Natural objects, on the other hand, are not fetishes in the same way. One reason is that they can seldom be purchased for money. In addition, they almost always lack cultural provenance. Any beetle whatsoever that was caught, pinned and classified by, say, Charles Darwin, would be a wonderful fetish with which to cure a depression, but such things are impossible to come by. It’s true that I own a stuffed peacock whose history is known, including a list of everyone who’s owned it since it died in the nineteenth century, and any desperate character who came along might buy it. But the normal thing these days is that nature collectors catch the creatures themselves. That’s different from dealing in art.

I have a distinct feeling that Freudians in general have a much too diffuse picture of the passions that may express themselves in, say, fly-hunting. They are way too locked in to their squalid little standard explanations of human behaviour. Thus the aforementioned Muensterberger comes to the conclusion that your average collector represents an “anal type” who, if I understand the thing correctly, becomes a collector because in his childhood he was not given sufficient time to play with his excrement. It’s breathtaking. Not even my good friend the surrealist poet really fits in that package.

I run into him occasionally at Entomological Society meetings. An odd fellow, certainly, but no worse than the others. I like him a lot, partly because his utterly incomprehensible poems make my own books look like wonders of clarity and logic, partly because in addition to his writings he guards a position as one of northern Europe’s most distinguished experts on the range and habits of dung beetles. He was out here on the island a couple of years ago, collecting. Freudians would have gone into ecstasies if they could have seen us strolling through meadows, poking at sheep shit or hunkering down beside a fairly fresh pile of horse manure for a professional assessment. No, these are things they just don’t understand.

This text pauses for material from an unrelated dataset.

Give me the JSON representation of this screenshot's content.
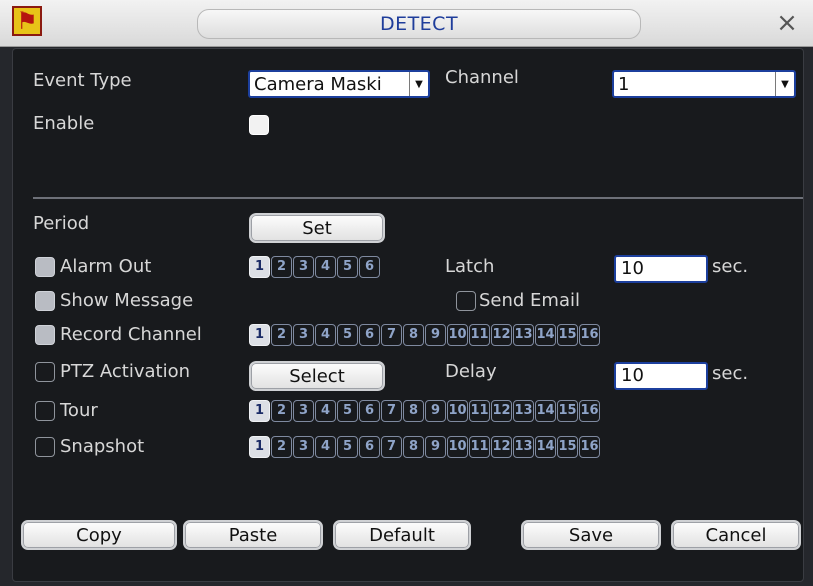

That I take the trouble to bring up Werner Muensterberger is because he is not always wrong. On the contrary, I think he finds his way through the mist with frightening accuracy when he writes in his book on the psychology of collecting that one thing most collectors have in common is a fairly pronounced narcissism. Well, what can I say? If nothing else, he deserves our attention for supporting his thesis with a touching little story about one of his most interesting cases, a man who falls into the unusual category of “one-object collectors.”

This man collects only a single article.

One objection is, of course, that one article cannot very well constitute a collection. But the man is special in the sense that he displays many of the manic collector’s tragicomic characteristics. He is constantly in search of a better, finer, single specimen, and when he has found it, he immediately gets rid of the old one. One object, neither more nor less. And what drives him is a compelling, intense desire to be seen and acknowledged for his exquisite taste, his mastery. The object, and vice versa—the narcissistic collector in his most crystalline form.

This is perhaps an option for an art collector with a small flat. But collecting a single fly? I don’t think so.

But if you did, it would have to be the narcissus fly,
Merodon equestris.
A highly varied species, somewhat like the Adam-and-Eve among orchids, though with more colours than just two. On top of which it’s one of those hoverflies that buzzes in such a distinctive way that you can recognize it with your eyes shut, which produces a particularly restful sense of well-being.

Not that I’m in the habit of wandering around outdoors with a blindfold, but it sometimes happens that I need to rest my overexerted, fly-spying eyes for a spell and just stare at the clouds, or at nothing, lying on my back in the grass and moss on the granite slopes. And to hear the quite singular buzz of a passing narcissus fly in the course of such a summer nap is a pleasure, for the simple reason that knowledge is pleasing.

I know this stuff. No one knows more about the flies on this island than I do. The mere sound can be like recognizing someone you know in the crowd on a railway platform. A friend who tells a story, as if in passing, about the yearning of people long since dead for beauty, for the fragrance of an evening in late May when the air is still.